Au Mali, le mandat de la mission onusienne doit être renouvelé d’ici à la fin du mois, on ne s’attend à aucun changement dans le format de cette opération de maintien de la paix, mais l’annonce de la fin de l’opération française Barkhane est dans toutes les têtes. La Minusma n’a pas réagi à l’annonce de la fin de Barkhane, officiellement la mission indique toujours « évaluer les éventuelles conséquences » de ce retrait. Mais hors micro, les soldats de la paix ne cachent pas leur inquiétude.
MALI – « Dans certaines zones, la simple présence de Barkhane est dissuasive, explique un responsable militaire onusien, et quand on subit de grosses attaques, ce sont eux qui nous défendent. »
En avril, lorsque le camp d’Aguelhoc dans la région de Kidal est assailli par une centaine de jihadistes, c’est l’intervention des avions français qui renverse la tendance.

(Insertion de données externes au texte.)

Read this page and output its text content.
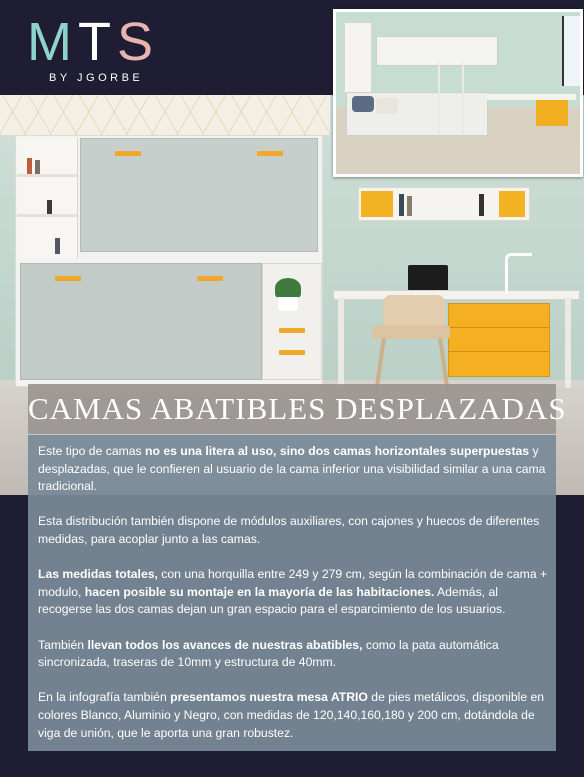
MTS
BY JGORBE
CAMAS ABATIBLES DESPLAZADAS

Este tipo de camas no es una litera al uso, sino dos camas horizontales superpuestas y desplazadas, que le confieren al usuario de la cama inferior una visibilidad similar a una cama tradicional.

Esta distribución también dispone de módulos auxiliares, con cajones y huecos de diferentes medidas, para acoplar junto a las camas.

Las medidas totales, con una horquilla entre 249 y 279 cm, según la combinación de cama + modulo, hacen posible su montaje en la mayoría de las habitaciones. Además, al recogerse las dos camas dejan un gran espacio para el esparcimiento de los usuarios.

También llevan todos los avances de nuestras abatibles, como la pata automática sincronizada, traseras de 10mm y estructura de 40mm.

En la infografía también presentamos nuestra mesa ATRIO de pies metálicos, disponible en colores Blanco, Aluminio y Negro, con medidas de 120,140,160,180 y 200 cm, dotándola de viga de unión, que le aporta una gran robustez.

Et les exemples ne manquent pas, rappelle ce gradé basé à Tombouctou et qui, sans dénigrer sa propre maison, explique que « la puissance, la réactivité, le professionnalisme et la cohésion » de la force française sont des recours précieux qui manqueront en cas d’urgence.
« Le retrait français va laisser le champ libre aux jihadistes »
Lui et un autre gradé onusien, basé à Mopti, évoquent aussi le partage d’informations, craignant que les renseignements que pourraient fournir d’autres partenaires, régionaux ou européens, ne soient pas du même niveau.
Enfin et surtout, c’est le maillage qui inquiète : « Ils vont laisser du vide, déplore un général de la force onusienne en poste dans le Nord ». « Barkhane fait du contrôle de zone, c’est une force mobile qui gêne les mouvements des jihadistes », abonde le casque bleu de Tombouctou. Selon lui, « le G5 n’aura pas le même niveau, Takuba mène des opérations ciblées et ponctuelles, donc le retrait français va laisser le champ libre aux jihadistes », prédit-il sans cacher son pessimisme. « Ils se répandront sur davantage de surface, et là où ils viennent une fois dans le mois, ils pourront venir trois fois […] les populations subiront davantage leur loi ».
La force française Barkhane et les casques bleus de la Minusma n’opèrent pas ensemble : la première a une visée antiterroriste offensive, de renseignement et d’attaque, lorsque la seconde est au Mali pour assurer le maintien de la paix, avec une simple capacité de réaction et de réplique, même si elle peut s’avérer robuste. Mais elles collaborent, notamment pour le partage d’informations, et surtout partagent le même terrain d’action et les mêmes ennemis. À ce jour, la Mission onusienne n’a pas réagi à l’annonce du retrait de la force Barkhane et indique toujours « évaluer les éventuelles conséquences ».
Mais justement, le Conseil de sécurité se réunissait lundi 14 juin pour sa réunion trimestrielle sur le Mali, rapporte notre correspondante à New York, Carrie Nooten. Il s’agissait de passer en revue la mission et les besoins de la Minusma avant le renouvellement de son mandat à la fin du mois. Et quasiment à l’unanimité, les membres du Conseil ont gardé les yeux sur le principal objectif au Mali, comme l’annonçait d’emblée l’ambassadeur français Nicolas de Rivière. « La priorité absolue doit être l’organisation de l’élection présidentielle, le 27 février 2022, à laquelle les autorités en charge de la transition ne pourront pas concourir. »
Mais quelques membres se sont inquiétés de la fin annoncée de Barkhane, dont l’ambassadeur du Niger Abarry, qui parlait au nom des pays africains du Conseil. « L’annonce de la suspension de l’opération militaire des partenaires du Mali, y compris la réduction progressive de la force Barkhane suscite des inquiétudes pour le Mali qui se trouve à la croisée des chemins. »
Globalement, le Conseil de sécurité a renouvelé sa confiance en la Minusma, dont le rôle stabilisateur est encore plus important après ce deuxième coup d’État en neuf mois. Le renouvellement de son mandat tournera autour de deux piliers : à la fois l’appui à la mise en œuvre de l’accord de paix dans le nord du Mali, et aussi à la stabilisation du centre du pays, où la situation s’est dégradée.